Senin, November 10, 2008

Gasing yang Menari

Senin kemarin, kami trio dangdut, aku, Babi dan Kuprul hang out (gantung-gantungan) ke J.Co Malioboro. Kebetulan aku sudah kadung janji buat menyuapi bocah-bocah itu dengan donat-donat dan secangkir minuman pelengkap hanya agar mereka tenang dan kenyang. Setelah selesai makan, mengobrol soal bos-bos, Jembrana, Ambon dan Islam liberal, tak terasa jam sudah menunjukkan pukul sembilan malam. Waktunya mall Malioboro tutup. Waktunya kami akan segera diusir jika masih mengoceh gratis di J.Co hanya dengan memesan makanan alakadarnya. Setelah pamit, maka kami bertiga duduk-duduk di tangga mall
(Aku sangat tidak nyaman menyebut kata "mall" ini. Aku sangat tidak suka mall. Kalaupun aku ke mall ku pastikan itu hanya untuk ke 21 ataupun jika keadaan benar-benar mendesak. Mall menurut definisiku adalah tempat untuk menilai orang lain dan dinilai orang lain yang sama sekali tidak kita kenal, dan aku selalu merasa kalah ketika proses menilai dan dinilai itu terjadi. Mall menampilkan sosok-sosok manusia yang terang benderang, wangi dan rupawan. Sekacau apapun dan selebat atau sebecek apapun di luar sana, orang yang ke mall tetaplah tampil trendi dan wangi. Ah, sungguh aku menyerah kalah).

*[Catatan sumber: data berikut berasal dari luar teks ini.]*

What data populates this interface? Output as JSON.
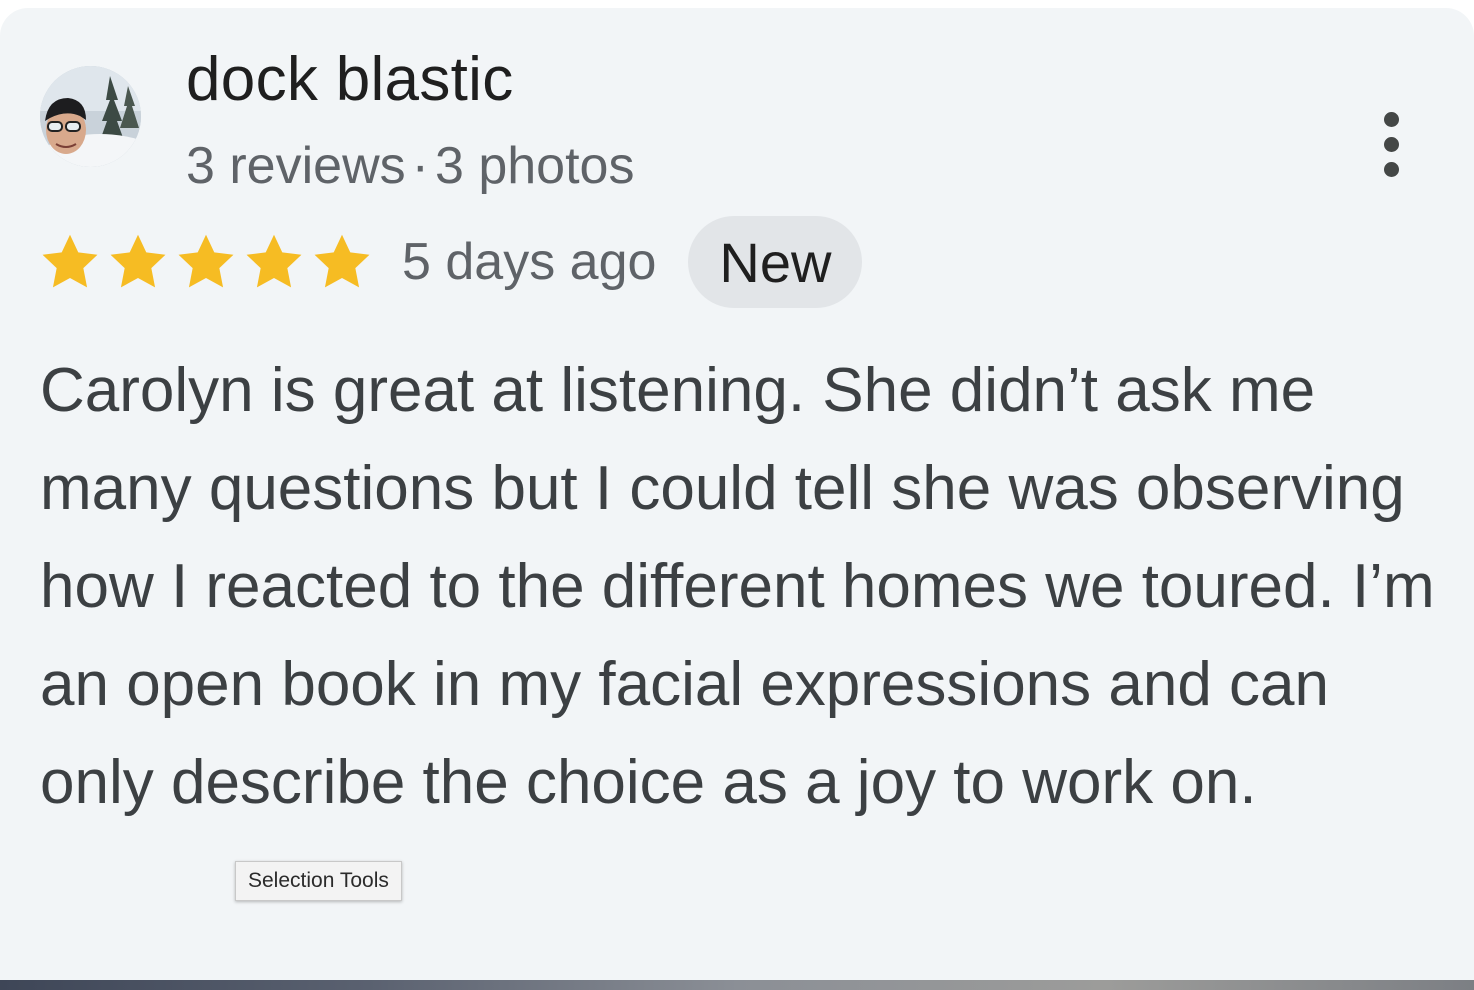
{
  "review": {
    "reviewer_name": "dock blastic",
    "review_count": "3 reviews",
    "separator": "·",
    "photo_count": "3 photos",
    "rating": 5,
    "rating_max": 5,
    "star_color": "#f6bc23",
    "date": "5 days ago",
    "badge": "New",
    "text": "Carolyn is great at listening. She didn’t ask me many questions but I could tell she was observing how I reacted to the different homes we toured. I’m an open book in my facial expressions and can only describe the choice as a joy to work on."
  },
  "icons": {
    "avatar": "reviewer-avatar-photo",
    "menu": "more-vert-icon",
    "star": "star-icon"
  },
  "tooltip": {
    "label": "Selection Tools"
  }
}
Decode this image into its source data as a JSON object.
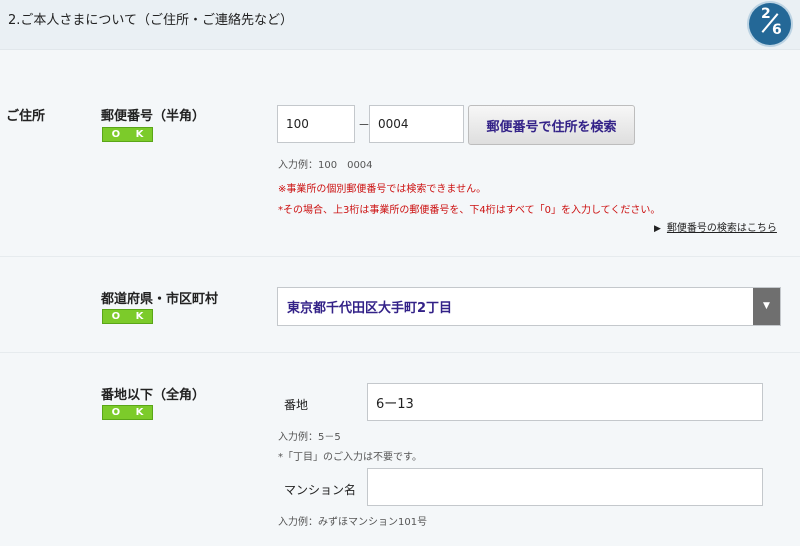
{
  "header": {
    "title": "2.ご本人さまについて（ご住所・ご連絡先など）",
    "step_current": "2",
    "step_total": "6"
  },
  "address_section": {
    "label": "ご住所"
  },
  "postal": {
    "label": "郵便番号（半角）",
    "status": "O K",
    "value1": "100",
    "separator": "－",
    "value2": "0004",
    "search_button": "郵便番号で住所を検索",
    "example": "入力例：100　0004",
    "warning1": "※事業所の個別郵便番号では検索できません。",
    "warning2": "*その場合、上3桁は事業所の郵便番号を、下4桁はすべて「0」を入力してください。",
    "lookup_link": "郵便番号の検索はこちら",
    "lookup_arrow": "▶"
  },
  "prefecture": {
    "label": "都道府県・市区町村",
    "status": "O K",
    "selected": "東京都千代田区大手町2丁目",
    "dropdown_glyph": "▼"
  },
  "street": {
    "label": "番地以下（全角）",
    "status": "O K",
    "banchi_label": "番地",
    "banchi_value": "6ー13",
    "banchi_example": "入力例：5－5",
    "banchi_note": "*「丁目」のご入力は不要です。",
    "building_label": "マンション名",
    "building_value": "",
    "building_example": "入力例：みずほマンション101号"
  }
}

Nah, di depan mall yang telah tutup itu, ketika langit masih memuntahkan hujan, kami bertiga mendapat mainan menarik. Ada penjual gasing dan seruling bambu yang kebetulan malam itu sedang berjualan. Sontak Si Kuprul langsung menghambur dengan hati riang menuju penjual gasing, yang setelah ngobrol-ngobrol ternyata berasal dari Wonosari, Gunungkidul, kabupaten termiskin di Yogya dan ia ternyata sempat bertahun-tahun kerja di Bandung. Gasingnya unik, ada lubang di tengah-tengah gasing sehingga pada saat dimainkan akan mengeluarkan suara yang "ngnnn...nggggg". Maka ikutlah aku pada keasyikan Si Kuprul dan kemudian juga turut serta membeli gasing yang cuma dihargai 5 ribu rupiah. Si Babi sepertinya tak terlalu tertarik dengan gasing-gasing ini. Superegonya terlalu kuat sehingga masih bisa mengontrol sikapnya agar tak malui-maluin seperti aku dan Kuprul. Sungguh asik permainan ini. Kita tinggal memilin benangnya dengan tepat dan kemudian tarik. Maka dengan segera gasing itu akan berputar-putar meliuk-liuk, menyusuri ubin trotoar mall, melewati kolong rok serta kaki-kaki orang yang lewat. Sungguh indah. Maka gasing itu kubawa pulang, dimasukan ke jaket. Hanya usaha untuk tidak meminta plastik. Mungkin sekarang gasing tidak lagi dikenal oleh adik-adik kita yang lebih akrab dengan PS dan gear-gear yang keren. Gasing kemudian dianggap sejalan dengan kekalahan terhadap kemajuan. Atau kalaupun masih ada, paling hanya ditemukan di Museum Kolong Tangga di Jogja. Ah, apapun itu, bagiku benda yang berputar-putar ini tetap menarik. Aku lupa sudah lama mataku tidak berbinar-binar seperti itu. Ibarat anjing yang menemukan tulangnya. Terima kasih pada bapak Wonosari yang pernah kerja di Bandung yang mungkin sempat menjelma malaikat yang kembali ke bumi dan berbaik hati mengenalkan aku pada gasing yang menari.

3 yg ikut nimbrung:

Mokhamad Rifqie mengatakan... @ 10 November 2008 pukul 20.50

Aku sangat tidak nyaman menyebut kata "mall" ini. Aku sangat tidak suka mall. Kalaupun aku ke mall ku pastikan itu hanya untuk ke 21 ataupun jika keadaan benar-benar mendesak. Mall menurut definisiku adalah tempat untuk menilai orang lain dan dinilai orang lain yang sama sekali tidak kita kenal, dan aku selalu merasa kalah ketika proses menilai dan dinilai itu terjadi. Mall menampilkan sosok-sosok manusia yang terang benderang, wangi dan rupawan. Sekacau apapun dan selebat atau sebecek apapun di luar sana, orang yang ke mall tetaplah tampil trendi dan wangi. Ah, sungguh aku menyerah kalah).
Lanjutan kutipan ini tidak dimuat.